Ajax
- Other name: Ajax D-38
- Species: Canis familiaris
- Breed: German Shepherd
- Sex: Male
- Born: 2001
- Died: 5 August 2013 (aged 12) Málaga, Spain
- Resting place: Civil Guard Museum, Madrid, Spain
- Employer: Civil Guard
- Notable role: Detection dog
- Years active: 2004–2012
- Known for: Foiling ETA bombing in 2009
- Owner: Civil Guard
- Residence: Lobo Park (2012–2013)
- Awards: PDSA Gold Medal

= Ajax (dog) =

Dog in Spanish law enforcement

Ajax D-38 (2001 – 5 August 2013) was a German Shepherd who worked as a detection dog for the Civil Guard of Spain from 2004 to 2012. In 2009, he detected a bomb that ETA had attached to a car in Mallorca. He was awarded the PDSA Gold Medal in 2013, and was the third dog from outside the United Kingdom to receive the award. He was received by Juan Carlos I, becoming the first non-human animal to have an audience with the king of Spain.

==Biography==
Ajax D-38 was born in 2001. In 2004, he began working for the Civil Guard as a detection dog, with sergeant Juan Carlos Alabarces Muñoz. He had an eight-year career, with the first six defending the Spanish royal family and the last two defending the prime minister of Spain.

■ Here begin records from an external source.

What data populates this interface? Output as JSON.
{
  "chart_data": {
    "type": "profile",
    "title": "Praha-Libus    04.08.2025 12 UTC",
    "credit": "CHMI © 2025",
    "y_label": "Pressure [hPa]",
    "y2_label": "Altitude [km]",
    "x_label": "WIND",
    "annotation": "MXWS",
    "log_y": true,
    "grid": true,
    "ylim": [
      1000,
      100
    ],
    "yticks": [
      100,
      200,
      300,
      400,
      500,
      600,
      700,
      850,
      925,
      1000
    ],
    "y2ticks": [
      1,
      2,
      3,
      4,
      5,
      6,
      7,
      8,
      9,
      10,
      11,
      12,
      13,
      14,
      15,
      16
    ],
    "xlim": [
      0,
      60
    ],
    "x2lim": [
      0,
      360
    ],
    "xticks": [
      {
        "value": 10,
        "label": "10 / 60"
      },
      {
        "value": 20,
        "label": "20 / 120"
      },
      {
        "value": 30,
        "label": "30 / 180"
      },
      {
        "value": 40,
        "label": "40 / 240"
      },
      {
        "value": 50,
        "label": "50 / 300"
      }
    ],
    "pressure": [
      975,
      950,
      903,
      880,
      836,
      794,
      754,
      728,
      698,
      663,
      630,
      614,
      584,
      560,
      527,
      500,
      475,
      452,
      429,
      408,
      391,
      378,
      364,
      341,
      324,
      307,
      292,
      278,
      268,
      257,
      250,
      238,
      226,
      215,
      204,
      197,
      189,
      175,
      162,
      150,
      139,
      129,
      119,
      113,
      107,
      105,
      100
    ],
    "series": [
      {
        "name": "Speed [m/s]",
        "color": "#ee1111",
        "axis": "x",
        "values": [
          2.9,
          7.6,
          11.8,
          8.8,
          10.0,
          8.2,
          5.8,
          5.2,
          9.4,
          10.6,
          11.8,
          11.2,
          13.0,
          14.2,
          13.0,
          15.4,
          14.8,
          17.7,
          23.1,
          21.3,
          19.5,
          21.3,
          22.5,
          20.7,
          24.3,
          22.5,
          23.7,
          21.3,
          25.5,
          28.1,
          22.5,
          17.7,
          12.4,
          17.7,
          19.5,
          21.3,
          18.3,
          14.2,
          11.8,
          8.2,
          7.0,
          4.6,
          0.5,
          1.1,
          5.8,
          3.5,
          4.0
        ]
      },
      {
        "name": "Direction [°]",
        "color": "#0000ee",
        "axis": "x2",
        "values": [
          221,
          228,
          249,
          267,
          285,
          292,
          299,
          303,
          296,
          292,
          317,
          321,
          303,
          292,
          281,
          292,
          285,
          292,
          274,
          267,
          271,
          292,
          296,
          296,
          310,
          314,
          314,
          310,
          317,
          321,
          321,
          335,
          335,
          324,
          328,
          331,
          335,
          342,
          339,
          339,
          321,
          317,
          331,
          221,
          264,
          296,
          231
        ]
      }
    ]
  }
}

On 30 July 2009, after the assassination by ETA of two Civil Guards in Palma Nova, Mallorca, Ajax discovered a bomb attached under a car. It was able to be detonated safely. He retired in 2012, and moved to Lobo Park, a wolf enclosure in Antequera. He died in Málaga on 5 August 2013, aged 12; he had been ill with anaemia and a liver infection.

==Recognition==
In June 2013, Ajax was awarded the PDSA Gold Medal by the United Kingdom's People's Dispensary for Sick Animals. He was the 22nd recipient of the award, and the third from outside the United Kingdom, after Bamse of Norway and George of New Zealand. On 18 June, he was received at the Palace of Zarzuela by Juan Carlos I, becoming the first non-human animal to have an audience with the king of Spain.

Days after Ajax's death, it was reported that Alabarces Muñoz was considering taxidermy of the body, and its display at the Civil Guard museum or an external science museum. In April 2016, the preserved body was put on display at the Civil Guard museum.

A bust of Ajax was commissioned in 2016 and unveiled in December 2020 at a park in Antequera. The dedication was attended by Alabarces Muñoz and political and police leaders. The park was dedicated to nine notable dogs, including Ajax.